Положил Евангелие на стол. Глянул как проглотил:
— Поняла?
— Ах! — сказала Майорова жена. — Припадаю к ножкам твоим, за милость твою, за урок, осветивший душу мою. О, господин великий, не отринь мой малый дар. Супруг ездил в Киев. Вот крест с частицами мощей киевских угодников, а для кухни твоей — прими мешок чернослива.
— Благодарю, — сказал Никон ласково. — Мощи киевских угодников — сокровище. И чернослив мы любим. — Встал, снял икону с иконостаса. — Прими и ты сей дар. Вот соловецкие мои заступники — Савватий и Зосима. Да хранят твой очаг.
Майорша просияла.
И тут совсем не ко времени пришли от архимандрита Афанасия трое иноков, принесли большую икону Рождества Пресвятой Богородицы. На полях с двух сторон — святые. Приземистые, с задранными круглыми бородами.
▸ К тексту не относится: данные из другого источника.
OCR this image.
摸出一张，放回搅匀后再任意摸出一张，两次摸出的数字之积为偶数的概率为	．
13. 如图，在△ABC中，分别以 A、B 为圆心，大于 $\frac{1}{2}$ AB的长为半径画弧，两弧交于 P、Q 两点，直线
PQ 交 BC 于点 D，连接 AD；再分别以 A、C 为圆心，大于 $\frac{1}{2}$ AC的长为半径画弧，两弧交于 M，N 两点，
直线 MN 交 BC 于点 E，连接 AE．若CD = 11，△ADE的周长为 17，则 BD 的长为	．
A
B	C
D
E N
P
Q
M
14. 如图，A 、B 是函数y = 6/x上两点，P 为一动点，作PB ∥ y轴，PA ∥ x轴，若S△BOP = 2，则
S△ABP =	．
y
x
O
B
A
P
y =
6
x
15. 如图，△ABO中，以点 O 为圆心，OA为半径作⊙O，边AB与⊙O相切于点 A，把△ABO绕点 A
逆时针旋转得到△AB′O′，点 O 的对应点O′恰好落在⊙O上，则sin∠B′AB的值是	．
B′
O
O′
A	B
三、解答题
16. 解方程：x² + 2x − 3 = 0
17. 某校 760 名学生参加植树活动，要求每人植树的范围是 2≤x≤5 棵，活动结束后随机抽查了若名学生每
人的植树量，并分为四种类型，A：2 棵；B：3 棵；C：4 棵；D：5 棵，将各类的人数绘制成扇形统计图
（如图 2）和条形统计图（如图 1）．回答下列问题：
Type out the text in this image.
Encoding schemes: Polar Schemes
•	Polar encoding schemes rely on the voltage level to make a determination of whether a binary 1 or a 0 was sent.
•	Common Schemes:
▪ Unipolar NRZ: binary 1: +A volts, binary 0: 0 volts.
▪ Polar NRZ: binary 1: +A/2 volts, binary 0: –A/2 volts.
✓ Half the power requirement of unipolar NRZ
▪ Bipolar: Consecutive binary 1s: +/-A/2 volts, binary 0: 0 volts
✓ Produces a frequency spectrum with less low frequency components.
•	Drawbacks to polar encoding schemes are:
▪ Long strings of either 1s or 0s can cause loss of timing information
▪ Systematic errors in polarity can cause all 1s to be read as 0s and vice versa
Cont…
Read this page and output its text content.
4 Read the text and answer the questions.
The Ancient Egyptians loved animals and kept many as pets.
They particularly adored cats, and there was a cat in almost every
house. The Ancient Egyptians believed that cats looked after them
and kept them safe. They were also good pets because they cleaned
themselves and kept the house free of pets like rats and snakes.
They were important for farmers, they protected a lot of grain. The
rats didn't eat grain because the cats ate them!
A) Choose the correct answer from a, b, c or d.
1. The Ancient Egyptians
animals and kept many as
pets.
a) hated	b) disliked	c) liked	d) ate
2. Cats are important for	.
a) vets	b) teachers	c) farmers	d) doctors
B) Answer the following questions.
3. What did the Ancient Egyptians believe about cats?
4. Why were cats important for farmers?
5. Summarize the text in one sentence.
— Кто это?! Кто?! — закричал Никон, тыча пальцем в преподобных отцов.
Иноки, вострепетав, указали надписи:
— Се отче Ферапонт, а сё — Мартиниан. Великие наши игумены!
— Игумены? А я зрю — мужики! Сё — мужики!.. Ай да подарочек! Соскрести мужиков! Богородица — доброе письмо, а мужиков — соскрести!
Отправил от себя дарильщиков, и с ними тихохонько ускользнула Майорова жёнка Настасья.
Ночью Никон метался, жара давила. А ругать некого — сам приказал печь истопить. Ночи стали холодные, мглистые.